Saturday, February 28, 2009

Bruno Schulz

When you first see the delicate paintings of Bruno Schulz you are reminded of fine Italian frescoes.

A delicate aristocratic lady glances over her shoulder, perhaps at someone at an 18th century ball.

A dashing rider in a horse drawn cart wears a jaunty hat. He looks very Napoleonic and regal, and the horses are beautifully drawn suggesting high stepping animation with a few deft strokes.

The paintings are done on intriguing forms, adding to feeling of frescoes excavated from an ancient wall.

This is the beautiful work of Bruno Schulz who was a Polish-Jewish writer and artist.

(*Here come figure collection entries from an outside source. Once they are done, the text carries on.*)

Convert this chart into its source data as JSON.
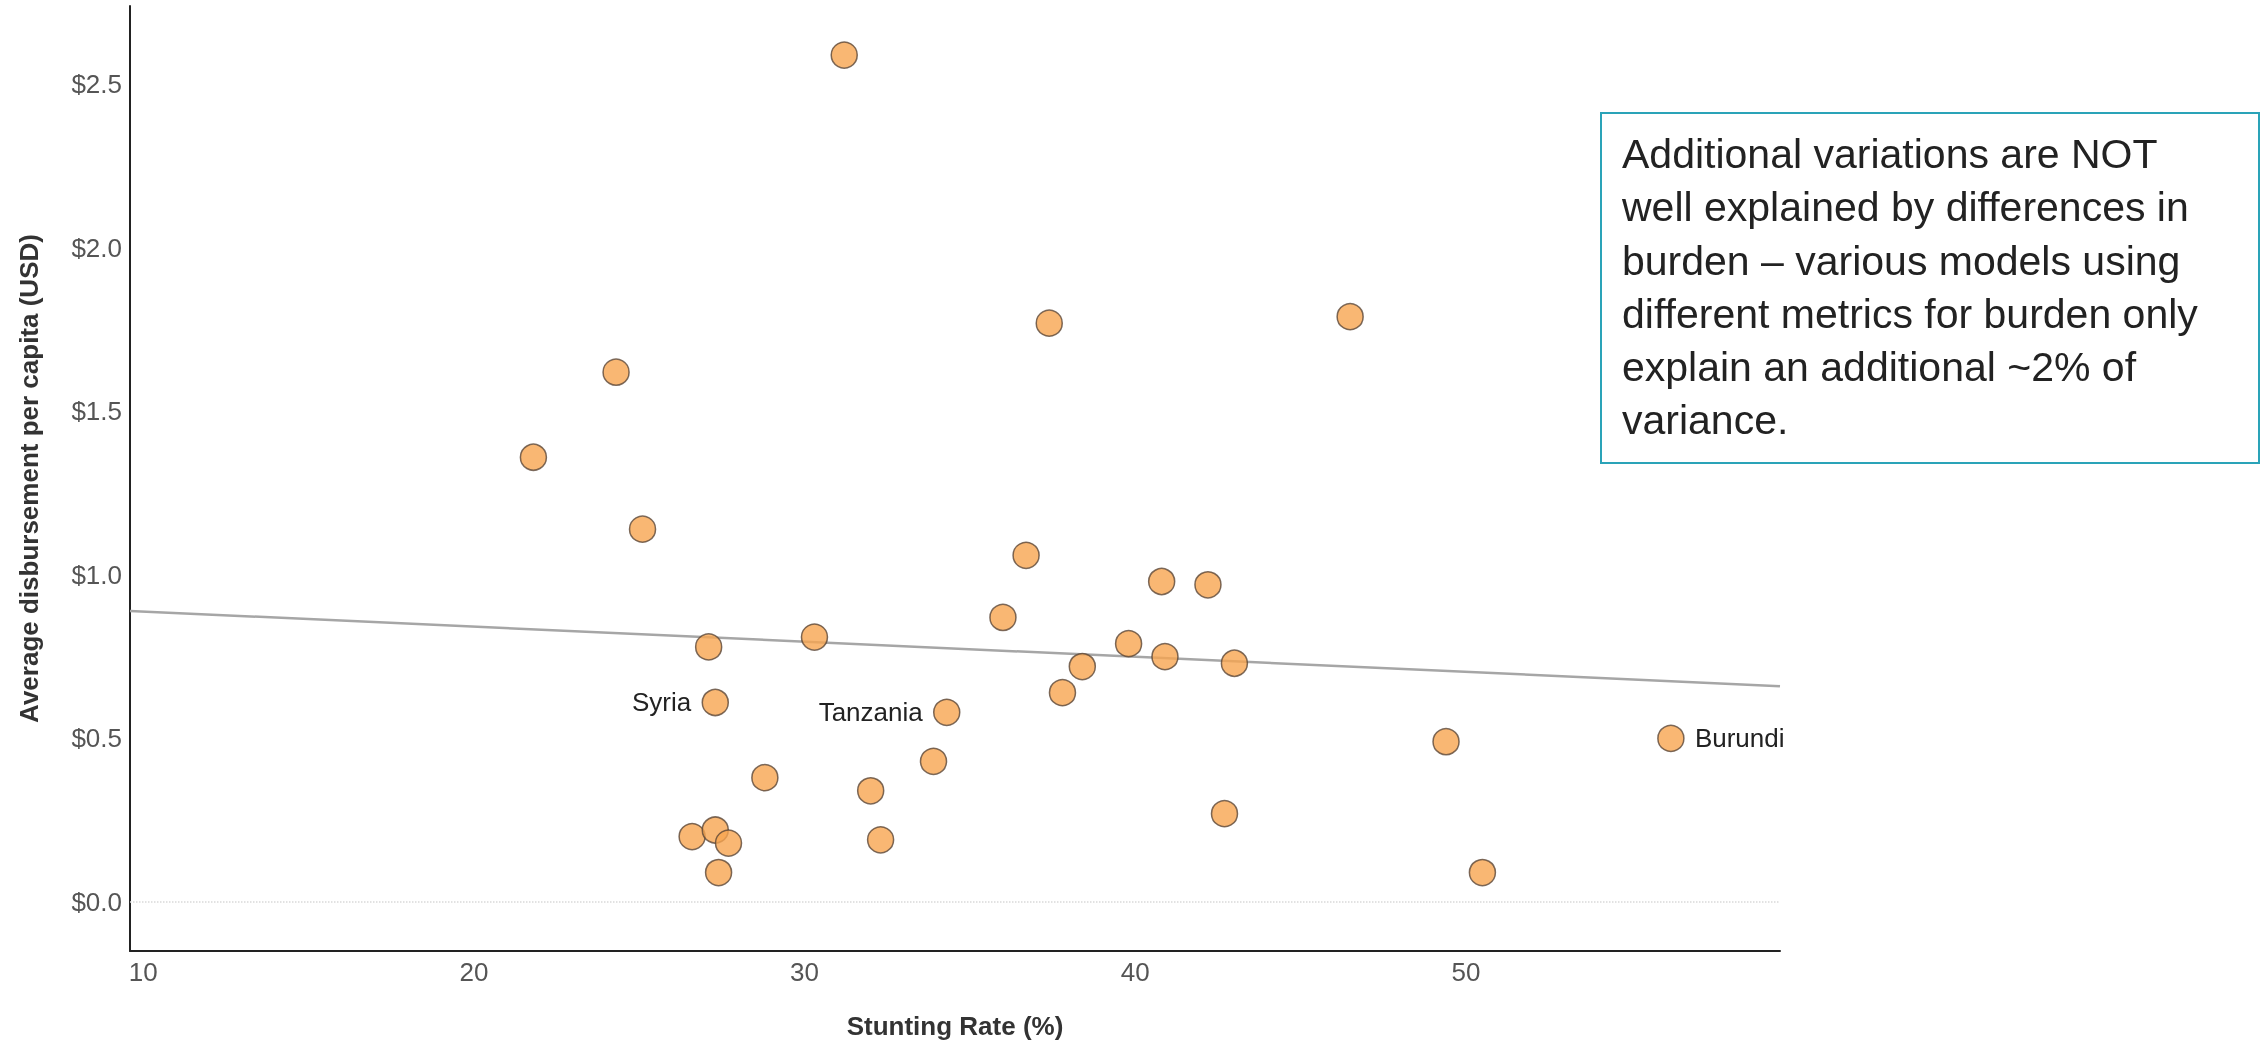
{
  "chart_data": {
    "type": "scatter",
    "xlabel": "Stunting Rate (%)",
    "ylabel": "Average disbursement per capita (USD)",
    "xlim": [
      9.6,
      59.5
    ],
    "xticks": [
      10,
      20,
      30,
      40,
      50
    ],
    "ylim": [
      -0.15,
      2.74
    ],
    "yticks": [
      {
        "value": 0,
        "label": "$0.0"
      },
      {
        "value": 0.5,
        "label": "$0.5"
      },
      {
        "value": 1,
        "label": "$1.0"
      },
      {
        "value": 1.5,
        "label": "$1.5"
      },
      {
        "value": 2,
        "label": "$2.0"
      },
      {
        "value": 2.5,
        "label": "$2.5"
      }
    ],
    "grid": false,
    "marker": "circle",
    "series": [
      {
        "color": "#f7a550",
        "x": [
          31.2,
          21.8,
          24.3,
          25.1,
          27.1,
          27.3,
          26.6,
          27.3,
          27.7,
          27.4,
          28.8,
          30.3,
          32.0,
          32.3,
          33.9,
          34.3,
          36.0,
          36.7,
          37.4,
          37.8,
          38.4,
          39.8,
          40.8,
          40.9,
          42.2,
          42.7,
          43.0,
          46.5,
          49.4,
          50.5,
          56.2
        ],
        "values": [
          2.59,
          1.36,
          1.62,
          1.14,
          0.78,
          0.61,
          0.2,
          0.22,
          0.18,
          0.09,
          0.38,
          0.81,
          0.34,
          0.19,
          0.43,
          0.58,
          0.87,
          1.06,
          1.77,
          0.64,
          0.72,
          0.79,
          0.98,
          0.75,
          0.97,
          0.27,
          0.73,
          1.79,
          0.49,
          0.09,
          0.5
        ]
      },
      {
        "type": "line",
        "color": "#a6a6a6",
        "marker": "none",
        "x": [
          9.6,
          59.5
        ],
        "values": [
          0.89,
          0.66
        ]
      }
    ],
    "ref_lines": [
      {
        "axis": "y",
        "value": 0,
        "color": "#d9d9d9",
        "line_style": "dotted"
      }
    ],
    "annotations": [
      {
        "text": "Syria",
        "x": 27.3,
        "y": 0.61
      },
      {
        "text": "Tanzania",
        "x": 34.3,
        "y": 0.58
      },
      {
        "text": "Burundi",
        "x": 56.2,
        "y": 0.5
      },
      "Additional variations are NOT well explained by differences in burden – various models using different metrics for burden only explain an additional ~2% of variance."
    ]
  }
}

I read the New York Times everyday. It gets delivered to my door. It's a little luxury I never take for granted (including the morning coffee that comes with it, brought to me along with the paper to me in bed by my dear Alberto).
Sometimes a story just jumps off the page, and I just have to share it with you. I do pause, because I think, well gee anyone can read it (online) if I can. But I realize not all of you do have time to read The New York Times, so I present a few things once in awhile in digest form for you.

This is one quote of many from The New YorkTimes article that gripped my heart, and made me instantly want to share this:

Landau did save Schulz for more than a year, until November 1942, by providing him with work and the means for minimal sustenance. Schulz, whose literary reputation as a short-story writer had already been established, had obtained false Aryan papers and was about to escape when another Gestapo sergeant, Karl Günter, angry that Landau had killed his Jewish dentist, put a bullet in Schulz’s head. He is said to have told Landau: “You killed my Jew. Now I’ve killed yours.”

Paintings by Bruno Schulz
on display at the Yad Vashem Holocaust museum

Landau was the Nazi, and Schulz was his Jewish camp prisoner. You can read the entire story HERE

The house of the Nazi officer Felix Landau
and above, the walls where Schulz drew his murals
I haven't told you everything so do go HERE

Bruno Schulz was 50 when his life was so cruelly ended


Renee Finberg said...


so many great & innocent people were all but destroyed by the NAZI's.
Imagine your worst crime ' being Jewish'.... and so, in the eyes of the Nazi's , you had no worth.

big X

Jill said...

The cruelty in this World is overwhelming to me.

Velvet and Linen said...

As a Jew, stories like this one really feel personal.
They make me proud of my heritage and the strength of people like Bruno Schulz.
Thank you for the link to the whole story. I loved the fact that he painted himself at the reins of a horse as an act of defiance.
I plan on reading it to my children. It is important for all of us to understand our history.


joanny said...

Thank you for posting the story on Bruno Schultz-- yes your instincts were correct to put it on your blog -- Jill is correct the cruelty in this world is overwhelming, and Brooke is correct that the story needs to be told of the strength of the spirit of the people who left their story to be told -- The delicacy and fragile beauty in his murals is at once ethereal and indelible through his art and poetry he left for future generations to see as a reminder of the pain and struggle of oppression. Joanny

Anonymous said...

It's a sad and beautiful story. A truly gifted artist whose life ended violently and too early. His art remains, fought over, cherished, and haunting.

Ewa said...

Great artist - still admired in Poland and perceived as Polish.
He is a legend.
Great post!

Anonymous said...

So heartbreaking, but I'm glad you shared the story as I did not know about this talented artist and writer. But now I do. There are, unbelievably, people/groups who say the horrors committed by the Nazis were overblown or erroneous. I'm glad you posted Bruno Schultz's story because we need to remember that all those things really did happen, and to make sure the next generation knows as well. In the midst of all the beauty, it's okay to pause and remember how fragile freedom is, and to be grateful for the large portion we enjoy.